When I came to town in the early '70s, downtown Napa struck me as very Back East. It reminded me of the old downtowns I had known as a kid growing up around Boston and New York.

With its funky bars, flophouses, pawn shop and Army-Navy store, it certainly didn't look anything like the new California towns springing up elsewhere.

I had arrived before the wrecking ball of redevelopment, before Napa Creek by Main Street was uncovered, before pockets of open space were opened up on the river.

Of the businesses of that era, none was more exotic than the Sam Kee Laundry, located in Napa's oldest commercial building at Main and Clinton. It was a genuine Chinese laundry run by immigrants Bik Wong, his wife Yuk and his mother-in-law, also named Yuk.

Stepping through the stone portal of the Sam Kee, erected in 1875, was to go back 100 years to pioneer times when Napa had a Chinatown on the river and families lived in the businesses where they worked.

The Wongs and their five young daughters lived upstairs in a warren of tiny room. Downstairs, a dark, steamy industrial work zone doubled as the family's living room. Customers stepped around the children's toys.

By the 1970s, the laundry had fallen on hard times. Napa homes had their own washers and dryers. Shopping centers had Laundromats. A Chinese laundry had become an anachronism.

When I visited in fall of 1976, Bik Wong, speaking in broken English, complained that his boiler had broken and it had taken a week to get it fixed. During that time, the dirty laundry had piled up.

He knew his days in the laundry business were fading. The future lay with his Americanized daughters who watched "Wonder Woman" on TV and knew their ABCs even as preschoolers.

Not long after, the laundry closed. The building was renovated, becoming Andrews Meat Market and Deli, a use more in sync with the times.

Two decades later, the stone structure has changed uses yet again. Now it houses the Vintner's Collective, the wine tasting and sales room for 10 of the Napa Valley's most esteemed winemakers. Most of their artisanal wines sell for $30 and up.

Last week I paid a visit, again walking through the stone portal I had cross in Sam Kee days. Memories of the Wongs' family sweat shop collided with images of 21st century wine chic.

Cool music filled the first floor, which had been stripped to its architectural essence, then outfitted with white walls, a walnut bar, a stunning mahogany wine case, copper ceiling panels and a loaned piece of modern art from the di Rosa Art Preserve.

Owner Garret Murphy has brought the wine sophistication of the Upvalley into downtown Napa, creating a tasting temple to the art of winemaking.

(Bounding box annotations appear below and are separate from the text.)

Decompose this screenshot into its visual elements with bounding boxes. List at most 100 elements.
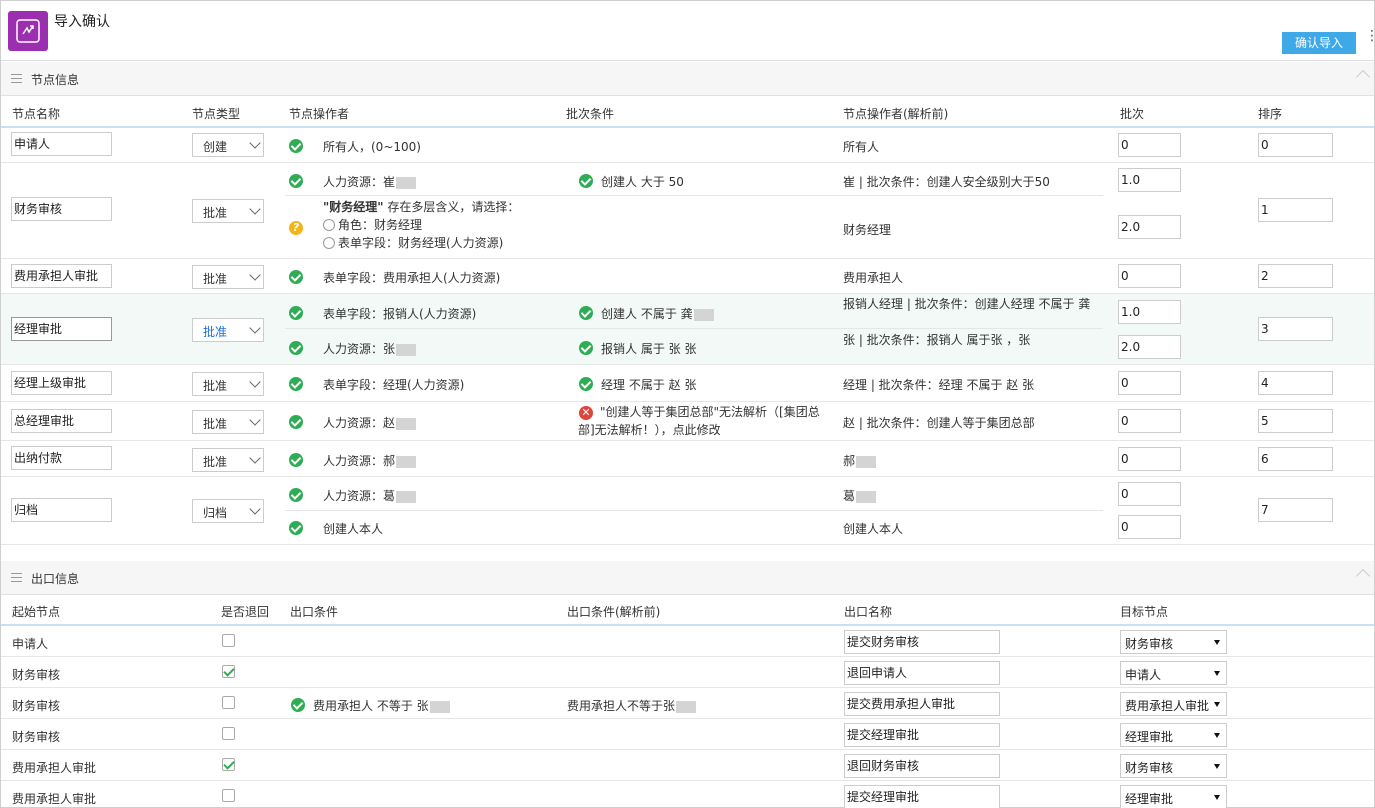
order-input[interactable]: 0 (1258, 133, 1333, 157)
batch-condition-error-link[interactable]: "创建人等于集团总部"无法解析（[集团总部]无法解析！），点此修改 (578, 403, 828, 439)
dropdown-arrow-icon (1214, 640, 1220, 645)
node-name-input[interactable]: 归档 (11, 498, 112, 522)
node-type-select[interactable]: 批准 (192, 410, 264, 434)
node-name-input[interactable]: 费用承担人审批 (11, 264, 112, 288)
exit-table-header: 起始节点 是否退回 出口条件 出口条件(解析前) 出口名称 目标节点 (1, 595, 1374, 626)
exit-info-section-header[interactable]: 出口信息 (1, 561, 1374, 595)
dropdown-arrow-icon (1214, 733, 1220, 738)
batch-input[interactable]: 2.0 (1118, 335, 1181, 359)
exit-name-input[interactable]: 提交费用承担人审批 (844, 692, 1000, 716)
dropdown-arrow-icon (1214, 795, 1220, 800)
order-input[interactable]: 4 (1258, 371, 1333, 395)
return-checkbox[interactable] (222, 634, 235, 647)
col-exit-condition-before: 出口条件(解析前) (567, 605, 661, 619)
order-input[interactable]: 1 (1258, 198, 1333, 222)
target-node-select[interactable]: 财务审核 (1120, 630, 1227, 654)
batch-input[interactable]: 0 (1118, 482, 1181, 506)
return-checkbox[interactable] (222, 696, 235, 709)
redacted-mask (676, 700, 697, 713)
batch-input[interactable]: 0 (1118, 409, 1181, 433)
batch-input[interactable]: 1.0 (1118, 168, 1181, 192)
node-name-input[interactable]: 经理上级审批 (11, 371, 112, 395)
order-input[interactable]: 7 (1258, 498, 1333, 522)
node-name-input[interactable]: 财务审核 (11, 197, 112, 221)
node-type-select[interactable]: 批准 (192, 199, 264, 223)
node-name-input[interactable]: 出纳付款 (11, 446, 112, 470)
batch-input[interactable]: 1.0 (1118, 300, 1181, 324)
node-type-select[interactable]: 创建 (192, 133, 264, 157)
order-input[interactable]: 6 (1258, 447, 1333, 471)
return-checkbox[interactable] (222, 789, 235, 802)
node-name-input[interactable]: 经理审批 (11, 317, 112, 341)
batch-input[interactable]: 0 (1118, 371, 1181, 395)
operator-before-text: 经理 | 批次条件：经理 不属于 赵 张 (843, 378, 1035, 392)
batch-input[interactable]: 0 (1118, 264, 1181, 288)
operator-text: 表单字段：经理(人力资源) (323, 378, 465, 392)
sub-row-divider (285, 328, 1103, 329)
target-node-select[interactable]: 申请人 (1120, 661, 1227, 685)
col-start-node: 起始节点 (12, 605, 61, 619)
exit-name-input[interactable]: 退回财务审核 (844, 754, 1000, 778)
return-checkbox[interactable] (222, 665, 235, 678)
radio-button[interactable] (323, 219, 335, 231)
check-icon (579, 306, 593, 320)
col-batch-condition: 批次条件 (566, 107, 615, 121)
confirm-import-button[interactable]: 确认导入 (1282, 32, 1356, 54)
dropdown-arrow-icon (1214, 764, 1220, 769)
redacted-mask (396, 417, 417, 430)
operator-text: 创建人本人 (323, 522, 384, 536)
chevron-down-icon (249, 452, 261, 464)
form-field-option[interactable]: 表单字段：财务经理(人力资源) (323, 234, 519, 252)
col-order: 排序 (1258, 107, 1283, 121)
exit-row: 财务审核 提交经理审批 经理审批 (1, 719, 1374, 750)
node-type-select[interactable]: 批准 (192, 265, 264, 289)
start-node-text: 申请人 (12, 637, 49, 651)
start-node-text: 财务审核 (12, 699, 61, 713)
check-icon (579, 341, 593, 355)
node-type-select[interactable]: 归档 (192, 499, 264, 523)
order-input[interactable]: 3 (1258, 317, 1333, 341)
node-name-input[interactable]: 总经理审批 (11, 409, 112, 433)
exit-name-input[interactable]: 提交经理审批 (844, 785, 1000, 808)
check-icon (289, 521, 303, 535)
batch-input[interactable]: 2.0 (1118, 215, 1181, 239)
start-node-text: 费用承担人审批 (12, 792, 97, 806)
exit-condition-text: 费用承担人 不等于 张 (313, 697, 451, 714)
return-checkbox[interactable] (222, 758, 235, 771)
operator-text: 人力资源：郝 (323, 452, 417, 469)
operator-before-text: 所有人 (843, 140, 880, 154)
node-name-input[interactable]: 申请人 (11, 132, 112, 156)
chevron-down-icon (249, 203, 261, 215)
exit-info-title: 出口信息 (31, 572, 80, 586)
batch-input[interactable]: 0 (1118, 133, 1181, 157)
order-input[interactable]: 5 (1258, 409, 1333, 433)
batch-input[interactable]: 0 (1118, 447, 1181, 471)
exit-name-input[interactable]: 退回申请人 (844, 661, 1000, 685)
sub-row-divider (285, 510, 1103, 511)
order-input[interactable]: 2 (1258, 264, 1333, 288)
operator-before-text: 郝 (843, 452, 877, 469)
node-type-select[interactable]: 批准 (192, 448, 264, 472)
redacted-mask (693, 308, 714, 321)
exit-name-input[interactable]: 提交财务审核 (844, 630, 1000, 654)
page-header: 导入确认 确认导入 ⋮ (1, 1, 1375, 61)
node-info-section-header[interactable]: 节点信息 (1, 62, 1374, 96)
collapse-chevron-icon[interactable] (1355, 568, 1371, 584)
target-node-select[interactable]: 经理审批 (1120, 785, 1227, 808)
node-type-select[interactable]: 批准 (192, 372, 264, 396)
node-row: 财务审核 批准 人力资源：崔 创建人 大于 50 崔 | 批次条件：创建人安全级… (1, 163, 1374, 259)
target-node-select[interactable]: 经理审批 (1120, 723, 1227, 747)
radio-button[interactable] (323, 237, 335, 249)
role-option[interactable]: 角色：财务经理 (323, 216, 519, 234)
exit-name-input[interactable]: 提交经理审批 (844, 723, 1000, 747)
target-node-select[interactable]: 费用承担人审批 (1120, 692, 1227, 716)
redacted-mask (396, 343, 417, 356)
node-type-select[interactable]: 批准 (192, 318, 264, 342)
import-app-icon (8, 11, 48, 51)
target-node-select[interactable]: 财务审核 (1120, 754, 1227, 778)
operator-text: 人力资源：赵 (323, 414, 417, 431)
batch-input[interactable]: 0 (1118, 515, 1181, 539)
more-menu-icon[interactable]: ⋮ (1365, 29, 1375, 53)
collapse-chevron-icon[interactable] (1355, 69, 1371, 85)
return-checkbox[interactable] (222, 727, 235, 740)
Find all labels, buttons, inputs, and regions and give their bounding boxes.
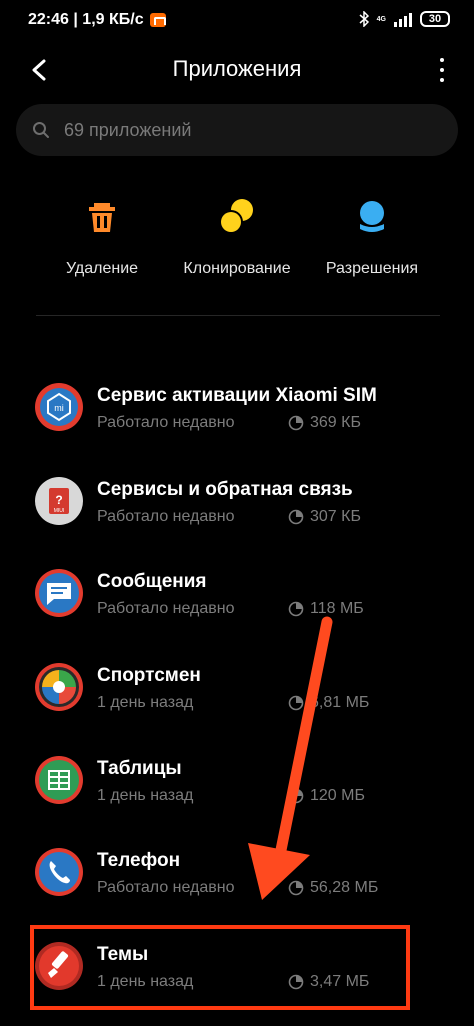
storage-pie-icon [288,601,304,617]
app-size-value: 307 КБ [310,508,361,525]
app-status: Работало недавно [97,508,235,525]
status-left: 22:46 | 1,9 КБ/с [28,11,166,29]
bluetooth-icon [359,11,369,27]
permissions-action[interactable]: Разрешения [292,196,452,278]
app-header: Приложения [0,46,474,94]
search-input[interactable] [64,119,424,141]
app-list-item[interactable]: Сообщения Работало недавно 118 МБ [0,568,474,648]
app-status: Работало недавно [97,600,235,617]
app-status: Работало недавно [97,414,235,431]
app-size-value: 369 КБ [310,414,361,431]
app-size: 56,28 МБ [288,879,378,897]
storage-pie-icon [288,509,304,525]
storage-pie-icon [288,415,304,431]
app-name: Сервис активации Xiaomi SIM [97,385,377,406]
app-list-item[interactable]: Таблицы 1 день назад 120 МБ [0,755,474,835]
app-name: Сервисы и обратная связь [97,479,353,500]
svg-text:?: ? [55,493,62,507]
app-list-item[interactable]: Телефон Работало недавно 56,28 МБ [0,847,474,927]
search-bar[interactable] [16,104,458,156]
app-status: Работало недавно [97,879,235,896]
svg-text:MIUI: MIUI [54,508,65,514]
quick-actions: Удаление Клонирование Разрешения [0,196,474,286]
app-list-item[interactable]: mi Сервис активации Xiaomi SIM Работало … [0,382,474,462]
app-list-item[interactable]: ? MIUI Сервисы и обратная связь Работало… [0,476,474,556]
storage-pie-icon [288,788,304,804]
trash-icon [89,203,115,232]
more-options-icon[interactable] [438,58,446,82]
app-name: Сообщения [97,571,207,592]
storage-pie-icon [288,880,304,896]
storage-pie-icon [288,695,304,711]
status-right: 4G 30 [359,11,450,27]
page-title: Приложения [172,56,302,81]
battery-icon: 30 [420,11,450,27]
permissions-icon [360,201,384,232]
permissions-label: Разрешения [325,260,419,277]
app-size: 120 МБ [288,787,365,805]
mi-notification-icon [149,13,166,27]
svg-text:mi: mi [54,403,64,413]
sheets-icon [35,756,83,804]
battery-level: 30 [428,13,442,25]
app-name: Телефон [97,850,181,871]
highlight-box [30,925,410,1010]
signal-icon [394,11,412,27]
divider [36,315,440,316]
app-list-item[interactable]: Спортсмен 1 день назад 6,81 МБ [0,662,474,742]
xiaomi-sim-icon: mi [35,383,83,431]
phone-icon [35,848,83,896]
feedback-icon: ? MIUI [35,477,83,525]
status-bar: 22:46 | 1,9 КБ/с 4G 30 [0,0,474,44]
network-type-label: 4G [376,15,386,23]
app-size: 6,81 МБ [288,694,369,712]
app-size-value: 120 МБ [310,787,365,804]
app-size: 307 КБ [288,508,361,526]
app-size-value: 56,28 МБ [310,879,379,896]
app-size: 118 МБ [288,600,364,618]
app-size-value: 118 МБ [310,600,364,617]
app-status: 1 день назад [97,787,194,804]
sportsman-icon [35,663,83,711]
app-size-value: 6,81 МБ [310,694,370,711]
status-time-speed: 22:46 | 1,9 КБ/с [28,11,144,28]
clone-icon [219,199,253,234]
app-status: 1 день назад [97,694,194,711]
app-name: Спортсмен [97,665,201,686]
search-icon [33,122,49,138]
messages-icon [35,569,83,617]
app-size: 369 КБ [288,414,361,432]
app-name: Таблицы [97,758,182,779]
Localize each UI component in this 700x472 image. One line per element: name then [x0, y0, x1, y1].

To anyone who remembers Napa of 30 years ago, or even the 1990s when downtown was fumbling for a new identity and a commercial reason to exist, this is a mind-blowing development.

Boutique wineries! Downtown Napa! In the Sam Kee no less!

In a strange twist of fate, the Vintner's Collective represents a return to the building's alcohol roots.

Using hand-cut stone, Bavarian immigrant Philip Pfeiffer built the structure in 1875 for a brewery. In those early years, a beer wagon rumbled through town making deliveries.

Murphy, a Frenchman, doesn't have a wine wagon, but he offers tastes of hard-to-find wines, three for $5.

He delights in occupying a National Register building with thick stone walls that have a roughness and variation in color that put stucco to shame.

"Very few buildings in Napa have this gorgeous feel to it," said Murphy, who invites anyone to come in simply to caress the stones.

Murphy showed off the upstairs. Those small room where the Wongs lived in the '70s probably dated back to the early 1900s when the place was a brothel, he said.

Today all the partitions are gone. Murphy has created airy expanse for wine events.

We walked out onto the second-story balcony with views of downtown. Murphy pointed out the new developments that give him hope that the Vintner's Collective will fit in downtown's future.

To the east, Copia and Wine Train. To the south, Cole's Chop House and the Napa Valley Opera House.

He does not mention his more immediate neighbors, the Salvation Army Thrift Store just up the street or the low-income apartments across the way.

In Murphy's vision for downtown, they do not exist.